Terkait tudingan ini, aparat kepolisian sendiri membantah tidak serius dalam menyidik kasus tersebut. Kepala Badan Reserse Kriminal Mabes Polri Komjen Anang Iskandar mengatakan, sejauh ini, ada 80 tersangka dari lima korporasi yang sudah dijerat.

"Soal kebakaran sudah ada 80 lebih tersangka dan 5 dari korporasi. Hukuman tergantung dari pengadilan. Kita membawa dan memberkas kasus ini ke dan kejaksaan-kejaksaan yang akan memproses ke pengadilan," ujar Anang.

Selain itu, ada 9 kasus yang penyidikannya sudah lengkap P21 dan siap dilimpahkan ke Kejaksaan. Anang juga menegaskan polisi tak hanya menindak perusahaan kecil. "Perusahaan besar ya ada. Ada perusahaan besar, kecil dan perorangan. Ini makanya diungkap," kata Anang beberapa waktu lalu.

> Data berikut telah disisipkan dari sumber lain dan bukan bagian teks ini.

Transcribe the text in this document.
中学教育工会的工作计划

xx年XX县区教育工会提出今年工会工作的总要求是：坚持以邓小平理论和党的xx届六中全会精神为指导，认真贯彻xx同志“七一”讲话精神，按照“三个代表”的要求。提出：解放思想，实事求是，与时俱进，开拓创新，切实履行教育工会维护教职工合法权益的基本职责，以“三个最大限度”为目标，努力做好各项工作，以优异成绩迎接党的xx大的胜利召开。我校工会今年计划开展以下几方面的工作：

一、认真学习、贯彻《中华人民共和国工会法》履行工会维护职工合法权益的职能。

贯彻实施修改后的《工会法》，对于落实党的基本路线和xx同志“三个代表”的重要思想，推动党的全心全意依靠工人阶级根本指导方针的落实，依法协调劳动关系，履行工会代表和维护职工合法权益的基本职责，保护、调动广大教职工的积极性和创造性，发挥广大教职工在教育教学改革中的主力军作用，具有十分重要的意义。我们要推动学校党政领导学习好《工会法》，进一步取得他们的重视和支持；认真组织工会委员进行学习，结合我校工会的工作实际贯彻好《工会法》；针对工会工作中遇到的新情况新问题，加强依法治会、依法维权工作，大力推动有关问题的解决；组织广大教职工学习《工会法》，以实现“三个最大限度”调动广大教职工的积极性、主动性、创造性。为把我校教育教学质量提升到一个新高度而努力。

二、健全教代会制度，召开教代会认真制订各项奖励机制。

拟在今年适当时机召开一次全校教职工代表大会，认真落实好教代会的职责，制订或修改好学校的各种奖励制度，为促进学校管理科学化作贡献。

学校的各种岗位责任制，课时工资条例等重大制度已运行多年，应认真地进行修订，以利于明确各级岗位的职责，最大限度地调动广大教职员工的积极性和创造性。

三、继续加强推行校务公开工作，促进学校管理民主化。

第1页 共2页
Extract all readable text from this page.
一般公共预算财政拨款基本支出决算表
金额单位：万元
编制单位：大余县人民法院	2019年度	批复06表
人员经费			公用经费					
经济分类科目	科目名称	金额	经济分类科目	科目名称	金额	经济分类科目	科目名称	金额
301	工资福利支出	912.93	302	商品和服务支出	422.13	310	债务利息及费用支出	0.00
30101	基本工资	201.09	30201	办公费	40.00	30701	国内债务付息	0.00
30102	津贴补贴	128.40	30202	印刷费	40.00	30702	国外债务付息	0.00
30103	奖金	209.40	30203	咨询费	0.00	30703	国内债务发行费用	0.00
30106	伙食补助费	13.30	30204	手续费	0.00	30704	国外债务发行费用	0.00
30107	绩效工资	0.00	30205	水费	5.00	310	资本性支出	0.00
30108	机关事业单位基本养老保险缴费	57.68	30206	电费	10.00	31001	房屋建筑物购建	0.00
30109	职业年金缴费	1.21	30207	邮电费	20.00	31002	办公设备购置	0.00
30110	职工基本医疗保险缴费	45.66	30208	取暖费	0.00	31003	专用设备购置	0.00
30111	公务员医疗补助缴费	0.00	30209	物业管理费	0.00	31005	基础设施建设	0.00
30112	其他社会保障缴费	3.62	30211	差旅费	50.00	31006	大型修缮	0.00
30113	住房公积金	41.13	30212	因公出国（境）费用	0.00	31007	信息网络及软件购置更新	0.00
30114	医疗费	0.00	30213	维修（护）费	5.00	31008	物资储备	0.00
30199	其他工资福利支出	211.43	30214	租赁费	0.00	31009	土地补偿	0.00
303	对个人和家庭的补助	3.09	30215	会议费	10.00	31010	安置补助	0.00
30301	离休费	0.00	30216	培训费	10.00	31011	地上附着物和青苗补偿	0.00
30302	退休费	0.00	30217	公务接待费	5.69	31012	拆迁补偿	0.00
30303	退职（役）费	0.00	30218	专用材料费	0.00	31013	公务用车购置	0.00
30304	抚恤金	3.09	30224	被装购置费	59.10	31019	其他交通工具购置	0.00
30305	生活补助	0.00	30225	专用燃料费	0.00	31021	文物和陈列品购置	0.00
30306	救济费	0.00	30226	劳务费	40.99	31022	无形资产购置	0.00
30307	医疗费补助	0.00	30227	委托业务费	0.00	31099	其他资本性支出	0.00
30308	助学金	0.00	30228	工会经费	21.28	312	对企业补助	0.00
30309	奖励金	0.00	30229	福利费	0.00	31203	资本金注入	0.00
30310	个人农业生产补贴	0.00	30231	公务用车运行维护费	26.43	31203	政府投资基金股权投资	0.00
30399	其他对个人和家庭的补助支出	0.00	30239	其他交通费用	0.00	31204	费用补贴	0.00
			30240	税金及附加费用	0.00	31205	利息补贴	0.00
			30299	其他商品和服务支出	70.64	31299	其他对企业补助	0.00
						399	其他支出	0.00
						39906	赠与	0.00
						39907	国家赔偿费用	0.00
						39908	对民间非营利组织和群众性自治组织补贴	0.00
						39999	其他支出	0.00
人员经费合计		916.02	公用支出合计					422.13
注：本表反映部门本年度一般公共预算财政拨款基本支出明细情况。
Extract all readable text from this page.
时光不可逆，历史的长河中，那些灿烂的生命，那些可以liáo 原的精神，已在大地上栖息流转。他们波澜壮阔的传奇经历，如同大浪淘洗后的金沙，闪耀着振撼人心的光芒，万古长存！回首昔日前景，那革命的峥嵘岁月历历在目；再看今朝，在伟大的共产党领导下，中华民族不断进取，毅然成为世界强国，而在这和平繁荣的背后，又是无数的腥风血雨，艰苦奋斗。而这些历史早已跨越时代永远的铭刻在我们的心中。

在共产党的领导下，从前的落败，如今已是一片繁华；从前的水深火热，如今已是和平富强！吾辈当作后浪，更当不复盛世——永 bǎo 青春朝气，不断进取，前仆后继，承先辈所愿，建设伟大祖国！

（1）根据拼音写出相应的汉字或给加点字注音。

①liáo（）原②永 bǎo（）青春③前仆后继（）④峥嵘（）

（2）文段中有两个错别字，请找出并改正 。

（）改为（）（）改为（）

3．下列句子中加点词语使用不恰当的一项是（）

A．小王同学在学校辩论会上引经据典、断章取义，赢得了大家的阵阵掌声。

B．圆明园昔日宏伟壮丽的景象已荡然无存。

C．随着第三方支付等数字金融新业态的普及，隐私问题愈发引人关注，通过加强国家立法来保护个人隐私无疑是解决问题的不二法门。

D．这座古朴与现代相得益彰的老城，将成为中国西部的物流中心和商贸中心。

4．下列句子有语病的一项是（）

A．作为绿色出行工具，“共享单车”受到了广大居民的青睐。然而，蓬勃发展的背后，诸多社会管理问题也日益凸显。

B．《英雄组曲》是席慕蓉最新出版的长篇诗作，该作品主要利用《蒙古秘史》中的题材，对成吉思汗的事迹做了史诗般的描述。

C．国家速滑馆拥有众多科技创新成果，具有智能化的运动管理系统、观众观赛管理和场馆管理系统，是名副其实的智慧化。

PENYIDIKAN TETAP JALAN - Terkait kasus kebakaran hutan dan lahan ini, pihak Kejaksaan Agung juga menegaskan penyidikan tetap berjalan. Jaksa Agung Muhammad Prasetyo menyebut saat ini Kejagung telah menerjunkan tim jaksa ke daerah-daerah di mana lokasi kebakaran hutan terjadi.

Tim jaksa yang diturunkan itu bertugas untuk melakukan supervisi. "Kita sudah kirim sejumlah jaksa ke sejumlah daerah untuk supervisi penanganan perkara kehutanan," kata Prasetyo, Minggu (13/12).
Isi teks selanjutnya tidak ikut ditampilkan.